Nobody disagrees that elephant poaching is a serious problem. Although an international ban on the ivory trade was enacted in 1989, illegal poaching continues today and has gotten worse. Every year, an estimated 30,000 elephants die at the hands of poachers. In ten years it is possible that wild elephants could be extinct. Also troubling is that elephant poaching is supporting some of Africa’s most notorious militants. Joseph Kony’s Lord’s Resistance Army, the Janjaweed of Sudan, and the Al Shabab wing of Al Qaeda all get money from elephant poaching. One elephant conservation group believes that poaching may provide between $200,000 and $600,000 per month to Al Shabab, the same group that attacked a Kenyan mall in September.
The question is whether crushing the U.S. ivory stockpile will help stop this slaughter. Although wildlife groups like the World Wildlife Fund supported the crush, some conservation experts aren’t so sure. One of them, Dr. Daniel Stiles, wrote in The Guardian last week that the decision to crush the U.S. ivory stockpile ignores how ivory markets actually work. He believes that crushing ivory could backfire if poachers conclude that ivory supplies are dwindling. The crush is “almost certainly sending a message to criminals that they had better step up their killing of elephants before all the ivory is gone,” Stiles wrote.
Stiles may have a point. Poachers aren’t likely to be shamed into stopping the elephant slaughter, and some may even decide to hunt more elephants. But he also doesn’t really address another point: poachers weren’t the only audience for the crush. Consumers and governments around the world were part of the intended audience too. And increased awareness about elephant poaching is necessary to lower demand for ivory, as well as build momentum for change.
The ivory crush was designed to attract maximum publicity. It was covered by media including China’s CCTV, Al Jazeera, CBS, and Reuters. And at least two celebrities were on hand to lend their support. Actress Kristin Davis, who played Charlotte on Sex and the City, was there. (She became involved in the anti-ivory campaign after helping save a baby elephant in Kenya in 2009.) So was Kristin Bauer van Straten, an actress on the HBO series True Blood.
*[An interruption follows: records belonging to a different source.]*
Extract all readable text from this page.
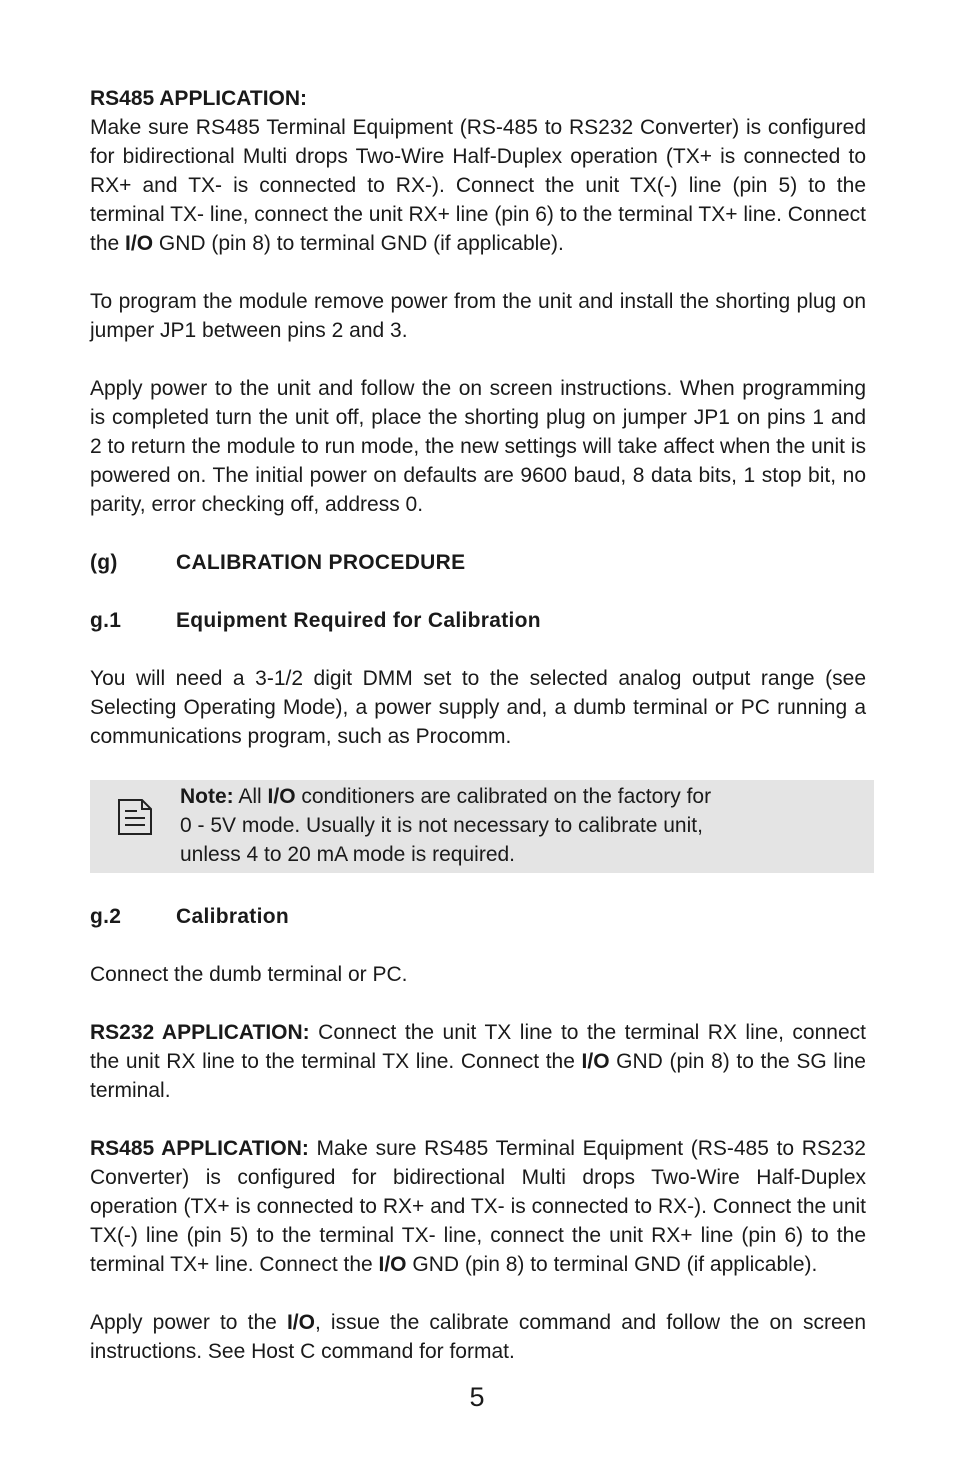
RS485 APPLICATION:

Make sure RS485 Terminal Equipment (RS-485 to RS232 Converter) is configured for bidirectional Multi drops Two-Wire Half-Duplex operation (TX+ is connected to RX+ and TX- is connected to RX-). Connect the unit TX(-) line (pin 5) to the terminal TX- line, connect the unit RX+ line (pin 6) to the terminal TX+ line. Connect the I/O GND (pin 8) to terminal GND (if applicable).

To program the module remove power from the unit and install the shorting plug on jumper JP1 between pins 2 and 3.

Apply power to the unit and follow the on screen instructions. When programming is completed turn the unit off, place the shorting plug on jumper JP1 on pins 1 and 2 to return the module to run mode, the new settings will take affect when the unit is powered on. The initial power on defaults are 9600 baud, 8 data bits, 1 stop bit, no parity, error checking off, address 0.

(g)	CALIBRATION PROCEDURE
g.1	Equipment Required for Calibration

You will need a 3-1/2 digit DMM set to the selected analog output range (see Selecting Operating Mode), a power supply and, a dumb terminal or PC running a communications program, such as Procomm.

Note: All I/O conditioners are calibrated on the factory for

0 - 5V mode. Usually it is not necessary to calibrate unit,

unless 4 to 20 mA mode is required.

g.2	Calibration

Connect the dumb terminal or PC.

RS232 APPLICATION: Connect the unit TX line to the terminal RX line, connect the unit RX line to the terminal TX line. Connect the I/O GND (pin 8) to the SG line terminal.

RS485 APPLICATION: Make sure RS485 Terminal Equipment (RS-485 to RS232 Converter) is configured for bidirectional Multi drops Two-Wire Half-Duplex operation (TX+ is connected to RX+ and TX- is connected to RX-). Connect the unit TX(-) line (pin 5) to the terminal TX- line, connect the unit RX+ line (pin 6) to the terminal TX+ line. Connect the I/O GND (pin 8) to terminal GND (if applicable).

Apply power to the I/O, issue the calibrate command and follow the on screen instructions. See Host C command for format.

5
According to National Geographic, Bauer van Straten reached into her pocket before the ivory crush and pulled out an ivory bracelet that her father had brought home from World War II. “This is a thing,” she said. “This is not life.” She then added the heirloom to the pile of ivory to be destroyed.
All this publicity and celebrity activism can be put to good use. One reason why the illegal ivory trade continues is that, although countries can’t import or export ivory, it remains legal to buy and sell ivory within countries, including in the United States. Last week’s ivory crush could be the start of a push by the Obama administration and wildlife activists to ban domestic ivory sales. And even if the U.S. government doesn’t shut down the U.S. ivory market, the crush sent a message to U.S. retailers and consumers that buying and selling ivory isn’t ethical. At Brilliant Earth, we are careful not to buy or sell antique jewelry containing ivory because we don’t want to contribute to ivory demand.
Probably most important, the ivory crush sent a message to countries around the world—especially China, the single biggest market for illegal ivory. According to Time magazine, one reason why ivory is so popular in China is that many people there don’t realize that killing elephants is necessary to obtain ivory. Ad campaigns are trying to change that. But the Chinese government needs to do more to clamp down on the illegal ivory market and educate consumers.
History shows that determined efforts by governments, non-profit groups, and businesses can limit ivory consumption. Japan was once the biggest market for ivory, but that market has now dried up, according to an expert quoted in the Time article. Awareness raising efforts reduced the Japanese ivory market to one percent of its peak. There is no reason why Chinese consumers can’t alter their purchasing habits as well.
It’s unclear what kind of effect the ivory crush will have. But hopefully, it signaled the start of a renewed global effort to save African elephants.